The current guidelines with respect to post-TAVI PPI [69] do not specify the adequate timing for post-TAVI PPI. Previously, the 2013 European Society Guidelines [70] recommended a clinical rhythm observation period of 7 days in the presence of high-grade trio-ventricular block before proceeding to post-TAVI PPI. In the current meta-analysis, the range of timing for PPI varied from day 0 to 1 year, also emphasizing the need for PPI after discharge and the influence of atrio-ventricular conduction in the long term [49]. This hypothetical observation period may be shortened or lengthened according to patient-related factors and electrical findings. Once again, electrophysiological study may identify some high-risk patients for the development of high-grade atrio-ventricular disturbances and, thereby, adjust the observation rhythm period in such patients [71].

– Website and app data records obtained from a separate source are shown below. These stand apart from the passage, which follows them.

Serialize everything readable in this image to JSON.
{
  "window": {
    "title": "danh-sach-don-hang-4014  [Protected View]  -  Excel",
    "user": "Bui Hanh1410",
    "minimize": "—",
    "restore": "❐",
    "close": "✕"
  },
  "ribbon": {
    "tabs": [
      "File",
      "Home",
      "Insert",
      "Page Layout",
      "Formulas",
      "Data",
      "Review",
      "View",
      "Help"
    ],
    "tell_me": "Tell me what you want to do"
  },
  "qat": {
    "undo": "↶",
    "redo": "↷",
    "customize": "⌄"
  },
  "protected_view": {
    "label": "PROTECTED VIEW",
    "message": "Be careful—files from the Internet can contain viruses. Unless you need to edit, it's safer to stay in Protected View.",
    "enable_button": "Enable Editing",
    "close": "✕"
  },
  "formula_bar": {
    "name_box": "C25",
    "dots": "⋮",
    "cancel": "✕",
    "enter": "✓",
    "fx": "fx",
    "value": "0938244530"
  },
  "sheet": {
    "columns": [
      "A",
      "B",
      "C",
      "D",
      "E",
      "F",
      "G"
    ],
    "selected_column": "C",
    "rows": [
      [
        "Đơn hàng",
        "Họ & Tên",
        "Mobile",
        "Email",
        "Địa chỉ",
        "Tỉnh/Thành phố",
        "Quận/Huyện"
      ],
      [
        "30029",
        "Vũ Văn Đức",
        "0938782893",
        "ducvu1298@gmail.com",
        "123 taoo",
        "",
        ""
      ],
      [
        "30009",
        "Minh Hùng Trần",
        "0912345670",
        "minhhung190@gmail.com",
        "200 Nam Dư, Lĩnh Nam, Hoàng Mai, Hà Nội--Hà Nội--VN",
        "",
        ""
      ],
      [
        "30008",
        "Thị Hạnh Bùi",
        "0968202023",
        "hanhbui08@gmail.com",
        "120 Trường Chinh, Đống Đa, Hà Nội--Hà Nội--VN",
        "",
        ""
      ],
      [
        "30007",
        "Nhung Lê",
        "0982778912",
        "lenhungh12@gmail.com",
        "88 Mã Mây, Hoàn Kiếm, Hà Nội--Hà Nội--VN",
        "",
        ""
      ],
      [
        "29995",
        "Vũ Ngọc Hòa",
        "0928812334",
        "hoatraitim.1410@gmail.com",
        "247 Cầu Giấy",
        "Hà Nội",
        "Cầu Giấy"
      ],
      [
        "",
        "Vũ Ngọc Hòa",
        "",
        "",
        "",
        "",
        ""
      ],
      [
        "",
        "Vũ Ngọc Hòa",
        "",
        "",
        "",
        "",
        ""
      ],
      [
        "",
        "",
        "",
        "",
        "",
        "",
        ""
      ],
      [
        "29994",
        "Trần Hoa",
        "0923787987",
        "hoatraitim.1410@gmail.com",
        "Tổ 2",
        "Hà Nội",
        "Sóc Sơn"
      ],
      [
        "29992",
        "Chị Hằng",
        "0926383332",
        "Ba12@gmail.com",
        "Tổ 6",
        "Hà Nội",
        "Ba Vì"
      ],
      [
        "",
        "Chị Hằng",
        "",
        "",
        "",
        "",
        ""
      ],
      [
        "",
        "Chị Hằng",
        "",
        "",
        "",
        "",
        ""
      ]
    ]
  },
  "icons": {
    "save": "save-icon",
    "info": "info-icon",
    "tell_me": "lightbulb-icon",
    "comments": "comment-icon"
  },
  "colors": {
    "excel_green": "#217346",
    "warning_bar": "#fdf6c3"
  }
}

As the definitive impact of infra-Hisian conduction disturbances on post-TAVI PPI has not definitively been clarified yet, specific recommendations for the type of valves used in such patients must be done with caution. However, some studies investigated the impact of the valves used on post-TAVI conduction disturbances [3,44,49,61]. Indeed, Franzoni and colleagues [61] found a higher incidence of LBBB when using a Medtronic CoreRevalving System with respect to the Edwards Sapien Valve. A more intra-ventricular implantation of the stent valve frame may result in higher rate of post-TAVI PPI [49]. Furthermore, the gap between the lower edge of the coronary cusp and the end of the frame of the prosthetics valve has been shown to be greater in patients with new-onset LBBB than in patients with post-operative conduction disturbances [61], emphasizing the role of the prosthesis placement in the development of post-operative conduction disturbances. Nevertheless, the requirement for post-TAVI PPI is multifactorial and studies incorporating electrophysiological findings with procedural data are mandatory [72].

Study Limitations

This meta-analysis has several limitations to be acknowledged. First, this meta-analysis possesses all the inherent bias associated with this investigation technique. Second, including pre-operative LBBB and new-onset LBBB in the analysis may be considered as a limitation for the interpretation of the final results, as the pre-operative LBBB can be related to other cardiovascular conditions and the new-onset LBBB can be related to procedural/interventional aspects. However, as our primary outcome was 30-day or in-hospital PPI, we can afford to compare both LBBB as conduction disturbances present after TAVI, which can lead to PPI, independently of the chronic or acute apparition of the LBBB. Third, distinction of LBBB in left anterior fascicular or left posterior fascicular block was lacking in the majority of the included studies, thereby not providing enough information to perform in-depth analysis. Further research in this respect is currently needed. Finally, analysis of individual patient-level data may provide further understandings.

5. Conclusions

This meta-analysis found that patients with the presence of RBBB have higher risk for post-TAVI PPI, with no influence of age or LVEF. This finding has not been confirmed for patients experimenting with LBBB. Pre-operative evaluation strategies, including electrophysiological characteristics, are crucial in further extending patient selection for TAVI.